Il y a cependant un aspect de la production où les animateurs n’ont pas les mains complètement libres : chaque acheteur d’un des NFT devient de facto coproducteur du film. Il obtient un intéressement aux recettes du film, dont 80% iront aux coproducteurs, ainsi que la possibilité d’influer sur le scénario. Si, à première vue, la proposition peut sembler avoir des airs de cauchemar pour scénariste, Laurent Guittard relativise l’impact que la proposition a sur son travail : “On ne peut de toutes façons pas se lancer dans l’animation d’une scène sans avoir une partie des personnages, mais aussi sans être prêts au niveau du scénario. Il y a donc forcément des dates fixes pour chaque séquence, nécessaires à la réalisation de celles-ci”. Comprendre donc : les différentes périodes où le public aura le loisir de voter pour définir les orientations qu’il veut donner au scénario seront donc organisées dans un ordre qui permettra aux animateurs de se lancer avec un plan défini.

“Il y a déjà un squelette narratif déterminé, précise Gaëtan Simonot. Ce que l’avis du public viendra muscler, ce sont certains points de détails du scénario : plus d’espionnage ? Une histoire d’amour impossible ? L’influence en question sera d’ordre thématique : en tant que père, je veux demander aux producteurs du prochain film d’animation à la mode de parler de thématiques environnementales par exemple”. L’intérêt du public est de conserver un rôle avec certaines restrictions, les animateurs peuvent expliquer de manière plus pédagogique le champ dans lequel ils opèrent, et ainsi garantir à leurs centaines de coproducteurs qu’ils n’impacteront pas la qualité visuelle du film.
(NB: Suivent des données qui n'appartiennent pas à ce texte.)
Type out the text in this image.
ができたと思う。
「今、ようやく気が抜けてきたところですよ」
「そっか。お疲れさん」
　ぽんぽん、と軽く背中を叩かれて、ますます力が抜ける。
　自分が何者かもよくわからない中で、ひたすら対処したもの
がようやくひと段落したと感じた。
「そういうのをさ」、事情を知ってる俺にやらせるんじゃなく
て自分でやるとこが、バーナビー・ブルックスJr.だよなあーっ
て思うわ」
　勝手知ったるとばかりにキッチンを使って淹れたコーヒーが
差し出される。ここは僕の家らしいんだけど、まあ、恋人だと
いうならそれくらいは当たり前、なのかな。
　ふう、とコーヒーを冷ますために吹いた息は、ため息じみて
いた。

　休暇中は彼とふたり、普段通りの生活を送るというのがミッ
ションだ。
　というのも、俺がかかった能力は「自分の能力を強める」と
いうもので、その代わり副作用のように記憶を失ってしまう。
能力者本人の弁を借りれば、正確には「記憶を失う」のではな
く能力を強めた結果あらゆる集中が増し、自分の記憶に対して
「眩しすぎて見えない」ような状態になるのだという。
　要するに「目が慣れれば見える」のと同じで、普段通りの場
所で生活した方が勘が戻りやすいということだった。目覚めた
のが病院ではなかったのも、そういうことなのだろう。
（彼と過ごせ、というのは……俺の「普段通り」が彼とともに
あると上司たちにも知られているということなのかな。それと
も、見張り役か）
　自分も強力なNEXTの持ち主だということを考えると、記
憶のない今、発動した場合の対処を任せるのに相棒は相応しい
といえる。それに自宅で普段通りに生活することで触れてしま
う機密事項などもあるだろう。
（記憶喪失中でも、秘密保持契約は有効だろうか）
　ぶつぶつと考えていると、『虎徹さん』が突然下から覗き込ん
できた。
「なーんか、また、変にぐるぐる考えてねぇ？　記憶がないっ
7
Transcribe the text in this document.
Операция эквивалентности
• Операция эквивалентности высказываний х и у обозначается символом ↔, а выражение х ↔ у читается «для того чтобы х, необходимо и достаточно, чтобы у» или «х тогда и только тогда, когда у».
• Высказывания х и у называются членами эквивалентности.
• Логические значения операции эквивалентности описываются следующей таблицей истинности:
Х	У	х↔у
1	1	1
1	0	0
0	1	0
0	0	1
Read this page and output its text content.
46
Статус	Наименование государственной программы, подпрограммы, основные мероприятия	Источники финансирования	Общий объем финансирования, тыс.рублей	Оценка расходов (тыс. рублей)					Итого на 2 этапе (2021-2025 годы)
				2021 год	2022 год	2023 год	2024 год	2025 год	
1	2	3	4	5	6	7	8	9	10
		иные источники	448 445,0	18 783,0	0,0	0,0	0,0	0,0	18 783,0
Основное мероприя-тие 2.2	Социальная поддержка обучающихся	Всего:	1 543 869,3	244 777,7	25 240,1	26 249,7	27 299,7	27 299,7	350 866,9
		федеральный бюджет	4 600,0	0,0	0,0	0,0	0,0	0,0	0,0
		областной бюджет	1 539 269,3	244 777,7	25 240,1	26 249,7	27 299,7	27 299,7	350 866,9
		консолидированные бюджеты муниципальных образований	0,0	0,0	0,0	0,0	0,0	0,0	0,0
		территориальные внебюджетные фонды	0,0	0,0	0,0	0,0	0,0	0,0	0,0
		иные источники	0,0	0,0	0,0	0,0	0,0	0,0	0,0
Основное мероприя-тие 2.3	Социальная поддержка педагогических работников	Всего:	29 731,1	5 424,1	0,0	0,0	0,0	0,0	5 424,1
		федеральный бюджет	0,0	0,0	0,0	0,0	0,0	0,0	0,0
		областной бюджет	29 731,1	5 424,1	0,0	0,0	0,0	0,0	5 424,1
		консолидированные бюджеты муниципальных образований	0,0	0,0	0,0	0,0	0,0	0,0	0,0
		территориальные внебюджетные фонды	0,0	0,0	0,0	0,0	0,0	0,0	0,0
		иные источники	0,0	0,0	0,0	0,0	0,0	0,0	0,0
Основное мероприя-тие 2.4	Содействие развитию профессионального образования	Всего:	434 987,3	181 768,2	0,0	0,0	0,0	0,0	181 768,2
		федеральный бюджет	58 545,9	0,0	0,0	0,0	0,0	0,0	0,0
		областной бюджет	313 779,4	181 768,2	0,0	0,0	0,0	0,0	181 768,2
Des interactions avec le public que le directeur de Rooftop Production voit aller plus loin, jusqu’au choix de la date de sortie, qui est évidemment un enjeu majeur pour chaque coproducteur : “C’est aussi l’opportunité d’afficher la réalité des contraintes de nos métiers, d’emmener le public à la découverte de notre travail, un peu comme si c’était des bonus DVD mais en vrai !” Un projet auquel a également pensé le producteur de Martin Scorsese, qui envisage d’offrir aux acheteurs de NFT liés à son prochain film la possibilité de venir sur les plateaux de tournage de celui-ci.

Un projet qui a de quoi interroger

Certains professionnels du milieu des NFT émettent toutefois certaines interrogations quant à la fiabilité de ce projet. L’objectif financier des 50 000 NFT à 1 250 euros l’unité semble notamment trop ambitieux. Le doute est d’autant plus de mise que rien n’oblige légalement à un remboursement si la somme n’est pas levée entièrement, contrairement à ce qui se fait sur des sites de financements participatifs comme Kickstarter. D’ailleurs, le ‘white paper’, qui définit les règles de cette levée de fonds, promet aux acheteurs de ces NFT une rémunération selon leur achat. Un principe qui est tout simplement interdit par les autorités financières dans cette utilisation.

En outre, l’argument du site mettant en avant les succès en salles des Minions ou d’autres films de Karlab a une limite : l’équipe d’Illuminart, en charge du projet Plush, n’a jamais participé à aucun de ces films. On peut donc émettre des réserves quant à leur capacité à mener un projet de cinéma, d’autant que les agents des stars castées pour les voix des personnages n’ont toujours pas confirmé la signature effective d’un contrat.